If you were designing a body, the idea of pain would be one of the first to patent. People need a warning system to tell them when something is wrong. Think “smoke detector” and you have the message you need when it is needed most. So, if you are having a heart attack or someone just stabbed you with a knife, pain is there to tell you to make tracks for the Emergency Room at warp speed. Unfortunately, the clever guy who thought up this alarm bell system forgot one thing. For those of you who have spent a weekend living next to a house with a burglar alarm that will not stop, you will understand the need for an off-switch. Pain is great for the first five seconds. But when we have the message and are acting on it, the pain should go away.
Once people recognize that the pain is going to be around for a while, the psychology of the experience becomes more important. For example, if you break a leg, a doctor tells you this will self-repair in a few weeks and, over this time, the pain will slowly fade away. This allows you to stay calm. Optimism is easy to maintain when you are confident the pain will go. But if the news from the medical experts is the pain will be around for the immediately foreseeable future, it is a lot more difficult to avoid depression. That is what makes an analgesic so important. If you can manage the pain and keep it within bearable limits, life can go on more or less as before and you can still get some enjoyment out of it.

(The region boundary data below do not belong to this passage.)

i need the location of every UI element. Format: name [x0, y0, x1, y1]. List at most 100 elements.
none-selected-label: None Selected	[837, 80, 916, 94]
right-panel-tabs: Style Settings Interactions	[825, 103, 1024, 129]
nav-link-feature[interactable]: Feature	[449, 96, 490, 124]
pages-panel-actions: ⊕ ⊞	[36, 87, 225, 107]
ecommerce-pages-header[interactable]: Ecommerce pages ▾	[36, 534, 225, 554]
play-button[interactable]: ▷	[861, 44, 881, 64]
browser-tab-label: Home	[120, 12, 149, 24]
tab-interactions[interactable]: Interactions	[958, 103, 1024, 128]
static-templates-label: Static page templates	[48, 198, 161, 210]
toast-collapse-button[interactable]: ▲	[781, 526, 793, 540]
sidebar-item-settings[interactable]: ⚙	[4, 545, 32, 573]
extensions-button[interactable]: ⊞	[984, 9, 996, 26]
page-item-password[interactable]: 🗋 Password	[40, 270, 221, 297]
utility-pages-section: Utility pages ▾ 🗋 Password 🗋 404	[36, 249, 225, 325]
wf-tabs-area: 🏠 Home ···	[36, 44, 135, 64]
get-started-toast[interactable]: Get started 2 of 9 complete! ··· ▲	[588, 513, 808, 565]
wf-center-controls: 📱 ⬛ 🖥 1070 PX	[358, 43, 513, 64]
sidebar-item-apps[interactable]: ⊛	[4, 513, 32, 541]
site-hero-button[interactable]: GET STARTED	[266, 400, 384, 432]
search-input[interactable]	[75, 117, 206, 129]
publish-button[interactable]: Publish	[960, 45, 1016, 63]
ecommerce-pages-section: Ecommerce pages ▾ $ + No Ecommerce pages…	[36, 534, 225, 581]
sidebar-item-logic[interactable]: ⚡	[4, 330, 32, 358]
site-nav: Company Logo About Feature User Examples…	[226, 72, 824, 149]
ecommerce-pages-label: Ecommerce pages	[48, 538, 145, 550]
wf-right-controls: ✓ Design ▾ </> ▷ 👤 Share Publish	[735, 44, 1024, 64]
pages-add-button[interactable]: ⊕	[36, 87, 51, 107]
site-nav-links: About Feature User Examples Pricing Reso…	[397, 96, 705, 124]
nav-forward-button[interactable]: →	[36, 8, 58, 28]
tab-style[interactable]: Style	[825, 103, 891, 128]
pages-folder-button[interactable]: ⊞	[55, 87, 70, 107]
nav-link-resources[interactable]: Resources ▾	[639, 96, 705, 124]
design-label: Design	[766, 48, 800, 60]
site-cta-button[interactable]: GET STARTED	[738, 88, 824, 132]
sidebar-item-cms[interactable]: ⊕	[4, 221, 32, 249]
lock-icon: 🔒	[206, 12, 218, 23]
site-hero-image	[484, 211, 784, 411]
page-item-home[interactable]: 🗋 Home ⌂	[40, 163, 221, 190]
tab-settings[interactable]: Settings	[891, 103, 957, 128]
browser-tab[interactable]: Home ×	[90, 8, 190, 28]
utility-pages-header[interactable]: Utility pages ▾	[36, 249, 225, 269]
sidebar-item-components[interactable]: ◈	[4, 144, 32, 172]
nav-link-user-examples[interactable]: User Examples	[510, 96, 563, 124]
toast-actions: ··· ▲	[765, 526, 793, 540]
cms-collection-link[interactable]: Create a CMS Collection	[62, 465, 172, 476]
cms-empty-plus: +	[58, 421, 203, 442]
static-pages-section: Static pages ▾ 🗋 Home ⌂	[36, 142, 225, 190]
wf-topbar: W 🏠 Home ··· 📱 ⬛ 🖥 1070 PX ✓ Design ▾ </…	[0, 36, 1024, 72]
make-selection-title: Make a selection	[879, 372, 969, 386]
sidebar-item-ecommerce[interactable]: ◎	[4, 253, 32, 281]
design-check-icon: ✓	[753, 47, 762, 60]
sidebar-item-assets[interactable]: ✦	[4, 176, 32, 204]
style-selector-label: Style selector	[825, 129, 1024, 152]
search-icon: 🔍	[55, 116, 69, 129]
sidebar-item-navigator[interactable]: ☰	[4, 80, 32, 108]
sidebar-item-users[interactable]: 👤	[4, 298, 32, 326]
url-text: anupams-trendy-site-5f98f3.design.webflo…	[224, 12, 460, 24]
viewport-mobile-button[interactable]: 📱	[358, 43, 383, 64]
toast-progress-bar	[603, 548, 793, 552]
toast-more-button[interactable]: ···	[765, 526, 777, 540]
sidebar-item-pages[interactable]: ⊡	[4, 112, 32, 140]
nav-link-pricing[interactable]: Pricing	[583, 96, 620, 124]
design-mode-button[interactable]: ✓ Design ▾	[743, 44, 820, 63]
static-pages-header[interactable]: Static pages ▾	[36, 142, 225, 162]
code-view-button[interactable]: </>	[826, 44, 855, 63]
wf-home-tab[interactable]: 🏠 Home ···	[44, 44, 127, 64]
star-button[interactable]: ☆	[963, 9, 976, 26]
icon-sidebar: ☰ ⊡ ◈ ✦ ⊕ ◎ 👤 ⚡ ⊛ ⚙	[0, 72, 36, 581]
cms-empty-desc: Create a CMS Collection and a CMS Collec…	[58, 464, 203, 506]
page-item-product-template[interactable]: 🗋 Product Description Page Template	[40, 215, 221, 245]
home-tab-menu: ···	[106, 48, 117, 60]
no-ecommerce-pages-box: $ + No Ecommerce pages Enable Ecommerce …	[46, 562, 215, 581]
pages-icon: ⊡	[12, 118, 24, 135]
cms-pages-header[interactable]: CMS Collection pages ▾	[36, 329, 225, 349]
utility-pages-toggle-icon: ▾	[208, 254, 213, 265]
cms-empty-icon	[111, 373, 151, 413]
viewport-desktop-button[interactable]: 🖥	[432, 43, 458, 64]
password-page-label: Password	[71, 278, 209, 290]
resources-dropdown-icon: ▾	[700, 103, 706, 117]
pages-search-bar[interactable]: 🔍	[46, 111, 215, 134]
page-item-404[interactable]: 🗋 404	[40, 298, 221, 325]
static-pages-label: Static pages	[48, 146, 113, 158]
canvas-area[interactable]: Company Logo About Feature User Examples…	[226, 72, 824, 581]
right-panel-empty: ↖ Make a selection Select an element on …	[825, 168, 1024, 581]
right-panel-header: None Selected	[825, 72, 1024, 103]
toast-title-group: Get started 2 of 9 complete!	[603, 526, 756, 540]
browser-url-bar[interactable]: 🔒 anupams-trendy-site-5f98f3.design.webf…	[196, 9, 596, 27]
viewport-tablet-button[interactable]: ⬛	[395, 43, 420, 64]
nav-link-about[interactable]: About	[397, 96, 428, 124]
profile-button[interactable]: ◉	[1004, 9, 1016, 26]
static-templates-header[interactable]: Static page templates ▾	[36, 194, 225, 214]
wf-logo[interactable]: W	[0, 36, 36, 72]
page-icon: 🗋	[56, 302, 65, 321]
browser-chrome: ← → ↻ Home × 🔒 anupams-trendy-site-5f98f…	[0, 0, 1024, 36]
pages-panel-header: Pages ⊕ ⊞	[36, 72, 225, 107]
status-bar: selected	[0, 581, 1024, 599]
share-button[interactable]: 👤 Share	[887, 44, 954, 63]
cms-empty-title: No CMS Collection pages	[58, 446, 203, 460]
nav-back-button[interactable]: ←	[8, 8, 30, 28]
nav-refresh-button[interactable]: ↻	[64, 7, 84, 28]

So now comes the $64,000 question. How much pain killer should you take? Some people are naturally able to tolerate pain. Others seem to find even the slightest pain unbearable. Depending on your attitude and pain threshold, you will therefore either take a little or a lot. Except there are problems if you take a lot of the more powerful pain killers like tramadol. There is a terrible temptation to keep increasing the dose if the pain does not stay within your threshold. Yet this risks two things. The first is addiction. Should treatment finally produce a cure and you want to stop taking tramadol, you may find it difficult. Many who have taken this drug at high dosage over a long period of time experience withdrawal symptoms. Even those who reduce their dosage over time can find it difficult to stop completely. The second problem is overdose. If you take too much, it can be fatal.
The message is to learn to live within the limits of the pain without resorting to the bottle of pills at every twinge. Tramadol is one of the most effective analgesics on the market over the short term at controlled dosage. You should always follow the advice of your doctor when taking it. One option to consider is behavioral therapy. This teaches coping strategies and enables people to rebuild their quality of life without becoming dependent on pain killers.